En lo que respecta a la apertura de la causa a prueba solicitada por el recurrente en los términos del artículo 369 inciso 2) del código de rito, consistente en una constatación en el inmueble objeto de la tercería, surge del pronunciamiento impugnado que la Cámara desestimó por improcedente dicha petición, en virtud de no encuadrar la situación fáctica y procesal en la norma citada.
Para arribar a tal conclusión, la Cámara motivó su rechazo en que, la constatación judicial que se pretendía producir recién en segunda instancia, «ha sido una prueba ofrecida por el actor (fs. 67) proveída de conformidad a fs. 70 y notificada a la contraparte a fs. 71»; y que en el día y la hora fijados para su realización, encontrándose presentes el accionado y el Juez Comunal de Roca, la misma no pudo realizarse por inasistencia del propio interesado -debidamente notificado- quien debía acompañar el oficio correspondiente para efectivizar la medida. Sumado a que, luego de proveerse la nueva fecha de constatación propuesta por el propio actor, «a partir de allí, ninguna nueva actuación orientada a producir la prueba en cuestión fue llevada adelante por ninguna de las dos partes».
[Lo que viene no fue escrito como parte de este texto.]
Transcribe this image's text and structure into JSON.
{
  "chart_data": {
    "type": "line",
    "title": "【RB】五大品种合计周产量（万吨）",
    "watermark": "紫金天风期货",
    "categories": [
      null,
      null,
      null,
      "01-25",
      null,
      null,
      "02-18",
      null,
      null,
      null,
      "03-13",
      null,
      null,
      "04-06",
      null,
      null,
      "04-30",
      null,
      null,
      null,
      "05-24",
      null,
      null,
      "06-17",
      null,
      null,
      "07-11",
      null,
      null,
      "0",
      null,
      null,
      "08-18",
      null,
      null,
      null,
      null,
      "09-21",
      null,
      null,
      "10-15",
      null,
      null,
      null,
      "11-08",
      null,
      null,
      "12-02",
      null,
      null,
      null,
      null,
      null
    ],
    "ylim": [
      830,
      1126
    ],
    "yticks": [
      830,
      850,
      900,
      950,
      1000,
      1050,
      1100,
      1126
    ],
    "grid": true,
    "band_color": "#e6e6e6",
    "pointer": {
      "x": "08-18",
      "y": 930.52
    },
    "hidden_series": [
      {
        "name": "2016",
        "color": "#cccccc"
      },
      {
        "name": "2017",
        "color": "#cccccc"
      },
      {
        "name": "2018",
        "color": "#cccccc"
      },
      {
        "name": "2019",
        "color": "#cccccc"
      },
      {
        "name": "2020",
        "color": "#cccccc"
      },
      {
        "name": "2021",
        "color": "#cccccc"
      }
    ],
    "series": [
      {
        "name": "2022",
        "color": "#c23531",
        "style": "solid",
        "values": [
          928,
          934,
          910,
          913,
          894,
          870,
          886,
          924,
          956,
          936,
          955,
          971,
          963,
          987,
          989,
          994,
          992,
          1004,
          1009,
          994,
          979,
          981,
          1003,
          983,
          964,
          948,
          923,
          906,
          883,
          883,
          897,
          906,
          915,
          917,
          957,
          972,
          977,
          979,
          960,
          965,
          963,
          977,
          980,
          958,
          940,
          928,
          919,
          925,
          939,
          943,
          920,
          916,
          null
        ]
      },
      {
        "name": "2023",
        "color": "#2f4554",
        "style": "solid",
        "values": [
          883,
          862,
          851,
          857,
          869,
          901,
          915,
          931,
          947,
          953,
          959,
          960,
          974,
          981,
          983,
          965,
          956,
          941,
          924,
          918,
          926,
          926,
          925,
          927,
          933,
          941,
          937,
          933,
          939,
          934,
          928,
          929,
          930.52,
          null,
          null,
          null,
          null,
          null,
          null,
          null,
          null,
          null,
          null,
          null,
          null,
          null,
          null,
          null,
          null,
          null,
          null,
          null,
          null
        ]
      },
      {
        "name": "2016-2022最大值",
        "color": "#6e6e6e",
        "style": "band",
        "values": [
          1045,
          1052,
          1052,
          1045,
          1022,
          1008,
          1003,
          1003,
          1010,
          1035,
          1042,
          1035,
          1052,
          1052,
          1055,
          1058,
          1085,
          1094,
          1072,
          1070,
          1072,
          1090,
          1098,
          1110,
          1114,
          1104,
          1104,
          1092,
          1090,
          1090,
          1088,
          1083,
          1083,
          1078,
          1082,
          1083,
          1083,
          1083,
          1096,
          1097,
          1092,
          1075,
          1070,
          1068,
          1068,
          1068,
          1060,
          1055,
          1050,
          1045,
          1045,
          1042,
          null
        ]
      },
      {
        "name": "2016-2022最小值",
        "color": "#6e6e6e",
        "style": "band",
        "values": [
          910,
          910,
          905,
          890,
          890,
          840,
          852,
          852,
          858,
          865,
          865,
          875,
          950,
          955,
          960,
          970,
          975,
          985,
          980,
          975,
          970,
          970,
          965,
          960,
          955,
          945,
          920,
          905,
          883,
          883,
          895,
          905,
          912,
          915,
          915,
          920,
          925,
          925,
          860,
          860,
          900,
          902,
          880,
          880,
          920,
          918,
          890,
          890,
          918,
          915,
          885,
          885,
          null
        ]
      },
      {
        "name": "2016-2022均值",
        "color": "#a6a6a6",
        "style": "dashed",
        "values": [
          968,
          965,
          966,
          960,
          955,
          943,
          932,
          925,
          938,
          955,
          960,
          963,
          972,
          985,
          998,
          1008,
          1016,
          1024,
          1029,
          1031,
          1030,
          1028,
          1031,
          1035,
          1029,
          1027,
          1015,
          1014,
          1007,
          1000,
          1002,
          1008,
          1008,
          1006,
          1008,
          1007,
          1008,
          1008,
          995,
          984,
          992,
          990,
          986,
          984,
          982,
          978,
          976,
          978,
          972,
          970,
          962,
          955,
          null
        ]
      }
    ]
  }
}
Frente a tales consideraciones, la recurrente no alcanza a demostrar suficientemente un supuesto de arbitrariedad, en tanto sus cuestionamientos, de por sí genéricos y globales, se diluyen al dejar incólume el núcleo sentencial de la Alzada antes expuesto. Sin que se revele tampoco un apartamiento de los extremos de la «litis» ni tampoco de las constancias que existirían en la causa pero que no intenta siquiera desarrollar a fin de dar algún sustento -incluso «prima facie»- a su postulación.
Y más allá de su menor o mayor grado de acierto, la conclusión a la que arribó la Cámara podrá o no ser compartida por el recurrente, pero en la medida que no se demuestre un apartamiento del derecho a la jurisdicción no puede descalificarse por inconstitucional.
Por ello, la Corte Suprema de Justicia de la Provincia, RESUELVE: Rechazar la queja interpuesta y declarar perdido para el recurrente el depósito efectuado.
Regístrese, hágase saber y oportunamente remítase copias al Tribunal de origen.
FDO.: GUTIÉRREZ – FALISTOCCO – GASTALDI – NETRI – SPULER – FERNÁNDEZ RIESTRA (SECRETARIA).